Whatever way the reconciliation process happens, there will be a lot of “horse trading” between the House and Senate and we’ll find out who is most vested in seeing individual provisions of the House and Senate bills included in the final bill.

Once the two houses of Congress agree on the final reconciled bill, the Joint Committee on Taxation and the Congressional Budget Office will have to “score” its costs. Then the most likely next step is that the final bill becomes part of a larger piece of omnibus legislation going through the House, which, in turn, will be voted on by the Senate (this is what happened with the SECURE Act). If approved, the final bill then goes to the President for his signature.

Of course, the real question isn’t what will happen to enact SECURE 2.0 into law, but when it will happen. Between the usual Congressional recesses and the mid-term elections, if SECURE 2.0 is enacted into law in 2022, it most likely will be after the mid-term elections.

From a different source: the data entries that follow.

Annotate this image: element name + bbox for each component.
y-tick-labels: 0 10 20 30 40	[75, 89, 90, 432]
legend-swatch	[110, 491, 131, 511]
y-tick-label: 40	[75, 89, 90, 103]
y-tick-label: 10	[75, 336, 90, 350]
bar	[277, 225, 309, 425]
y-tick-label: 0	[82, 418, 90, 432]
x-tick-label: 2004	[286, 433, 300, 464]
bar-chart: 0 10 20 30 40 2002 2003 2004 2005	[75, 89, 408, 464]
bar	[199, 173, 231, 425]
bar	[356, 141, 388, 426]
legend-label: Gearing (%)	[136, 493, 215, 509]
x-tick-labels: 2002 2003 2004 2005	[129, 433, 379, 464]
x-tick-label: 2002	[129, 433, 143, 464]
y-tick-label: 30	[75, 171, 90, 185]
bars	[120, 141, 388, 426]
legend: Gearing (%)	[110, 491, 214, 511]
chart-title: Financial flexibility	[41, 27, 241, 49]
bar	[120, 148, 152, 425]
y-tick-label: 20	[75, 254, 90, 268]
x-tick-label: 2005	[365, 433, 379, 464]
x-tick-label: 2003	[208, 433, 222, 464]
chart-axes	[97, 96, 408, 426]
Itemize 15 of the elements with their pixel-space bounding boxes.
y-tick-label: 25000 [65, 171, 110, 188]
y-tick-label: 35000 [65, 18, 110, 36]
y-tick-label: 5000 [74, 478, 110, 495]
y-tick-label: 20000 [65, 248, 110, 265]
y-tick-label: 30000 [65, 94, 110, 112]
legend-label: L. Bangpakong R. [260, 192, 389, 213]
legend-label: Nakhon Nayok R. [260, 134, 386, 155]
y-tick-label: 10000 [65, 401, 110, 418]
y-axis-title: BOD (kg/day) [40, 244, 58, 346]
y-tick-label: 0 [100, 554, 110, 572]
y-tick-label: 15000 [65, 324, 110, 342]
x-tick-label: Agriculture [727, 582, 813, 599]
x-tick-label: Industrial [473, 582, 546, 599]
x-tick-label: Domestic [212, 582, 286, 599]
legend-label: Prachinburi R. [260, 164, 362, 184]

But even if we miss the year-end timeline and SECURE 2.0 rolls over into the next Congress, it’s still likely to move forward, regardless of which party controls the agenda in the House and Senate. Retirement legislation continues to enjoy strong bipartisan support. And historically, retirement legislation has been as tenacious as it is bipartisan. In other words, even if we can’t be certain when we’ll get to the finish line, we can be confident from history that we will get there.

No Time to Waste

We will have new retirement legislation, sooner rather than later. That means for companies in the retirement industry, now is the time to ask Congress for what you think is important to include in the final bill.

And no matter the legislation’s final form, those in the retirement and investment advisory industries should get ready now for a larger, and more diverse, group of people saving for retirement. Companies can’t afford to postpone their preparations and get caught short once SECURE 2.0 gets enacted into law.